Aluminum-26 in H4 chondrites:: Implications for its production and its usefulness as a fine-scale chronometer for early solar system events

In order to investigate whether or not Al-26 can be used as a fine-scale chronometer for early solar system events we measured, with an ion microprobe, Mg isotopes and Al/Mg ratios in separated plagioclase, olivine, and pyroxene crystals from the H4 chondrites Ste Marguerite (SM), Forest Vale (FV), Beaver Creek and Quenggouk and compared the results with the canonical Al-26/Al-27 ratio for calcium-aluminum-rich inclusions (CAIs). For SM and FV, Pb/Pb and Mn-Cr ages have previously been determined (Gopel et al., 1994; Polnau et al., 2000; Polnau and Lugmair, 2001).

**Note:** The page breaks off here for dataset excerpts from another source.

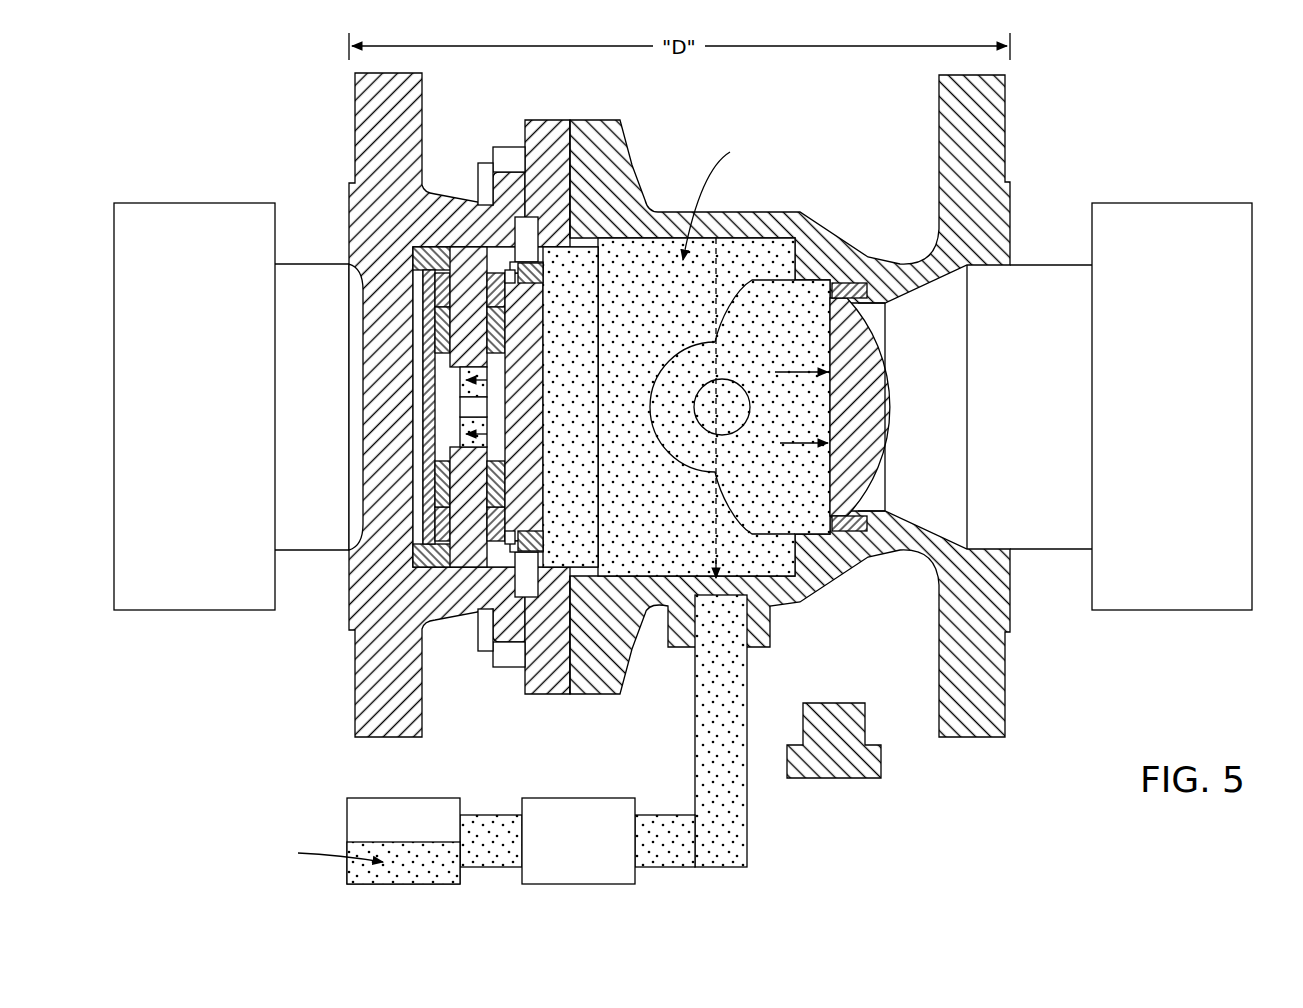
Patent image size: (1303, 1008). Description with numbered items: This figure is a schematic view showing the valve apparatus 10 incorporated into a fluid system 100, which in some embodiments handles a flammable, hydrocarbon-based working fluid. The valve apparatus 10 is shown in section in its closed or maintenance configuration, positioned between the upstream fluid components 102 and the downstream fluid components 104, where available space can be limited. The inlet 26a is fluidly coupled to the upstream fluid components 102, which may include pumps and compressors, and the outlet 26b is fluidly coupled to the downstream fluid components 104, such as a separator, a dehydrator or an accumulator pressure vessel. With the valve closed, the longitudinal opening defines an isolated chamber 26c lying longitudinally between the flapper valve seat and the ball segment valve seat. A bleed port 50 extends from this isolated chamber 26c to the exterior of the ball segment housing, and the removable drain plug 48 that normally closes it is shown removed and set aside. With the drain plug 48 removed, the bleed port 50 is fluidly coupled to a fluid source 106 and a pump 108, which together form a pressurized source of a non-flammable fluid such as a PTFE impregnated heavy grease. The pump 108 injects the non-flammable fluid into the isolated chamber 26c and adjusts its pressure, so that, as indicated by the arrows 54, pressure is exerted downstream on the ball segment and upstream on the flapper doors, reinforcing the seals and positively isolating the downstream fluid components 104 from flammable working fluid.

The valve apparatus 10 is at (324, 118).
The fluid system 100 is at (1192, 115).
The upstream fluid components 102 is at (216, 420).
The downstream fluid components 104 is at (1194, 420).
The fluid source 106 is at (366, 797).
The pump 108 is at (600, 852).
The inlet 26a is at (350, 466).
The outlet 26b is at (944, 480).
The isolated chamber 26c is at (684, 529).
The bleed port 50 is at (715, 342).
The arrows 54 is at (483, 200).
The drain plug 48 is at (868, 794).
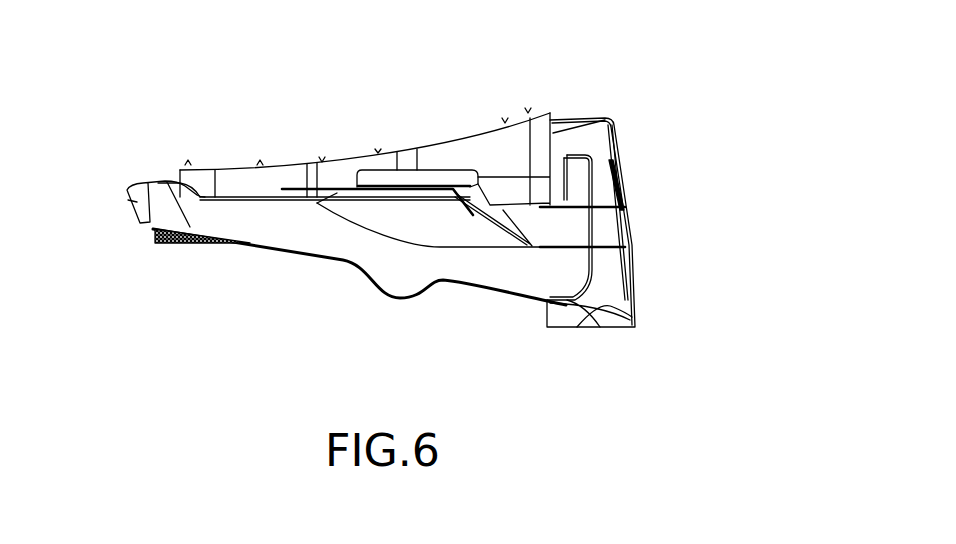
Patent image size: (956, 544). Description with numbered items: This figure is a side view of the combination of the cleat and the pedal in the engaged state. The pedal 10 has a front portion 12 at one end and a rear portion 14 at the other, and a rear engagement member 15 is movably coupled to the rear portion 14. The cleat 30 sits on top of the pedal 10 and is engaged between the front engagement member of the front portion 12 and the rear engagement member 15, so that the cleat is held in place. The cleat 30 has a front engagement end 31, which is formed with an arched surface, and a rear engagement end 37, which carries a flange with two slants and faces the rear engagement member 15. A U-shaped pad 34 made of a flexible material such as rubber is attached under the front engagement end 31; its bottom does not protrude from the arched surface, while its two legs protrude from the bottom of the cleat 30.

The pedal 10 is at (447, 252).
The front portion 12 is at (133, 205).
The rear portion 14 is at (547, 238).
The rear engagement member 15 is at (637, 228).
The cleat 30 is at (428, 146).
The front engagement end 31 is at (199, 168).
The U-shaped pad 34 is at (172, 247).
The rear engagement end 37 is at (553, 171).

Plagioclase grains from these two meteorites show clear excesses of Mg-26. The Al-26/Al-27 ratios inferred from these excesses and from isotopically normal Mg in pyroxene and olivine are (2.87 +/- 0.64) x 10(-7) for SM and (1.52 +/- 0.52) x 10(-7) for FV The differences between these ratios and the ratio of 5 x 10(-5) in CAIs indicate time differences of 5.4 +/- 0.1 Ma and 6.1 +/- 0.2 Ma for SM and FV, respectively. These differences are in agreement with the absolute Pb/Pb ages for CAN and SM and FV phosphates but there are large discrepancies between the U-Pb and Mn-Cr system for the relative ages for CAIs, SM and FV For example, Mn-Cr ages of carbonates from Kaidun are older than the Pb/Pb age of CAIs. However, even if we require that CAIs are older than these carbonates, the time difference between this "adjusted" CAI age and the Mn-Cr ages of SM and FV require that Al-26 was widely distributed in the early solar system at the time of CAI formation and was not mostly present in CAIs, a feature of the X-wind model proposed by Shu and collaborators (Gounelle et al., 2001; Shu et al., 2001). From this we conclude that there was enough Al-26 to melt small planetary bodies as long as they formed within 2 Ma of CAIs, and that Al-26 can serve as a fine-scale chronometer for early solar system events.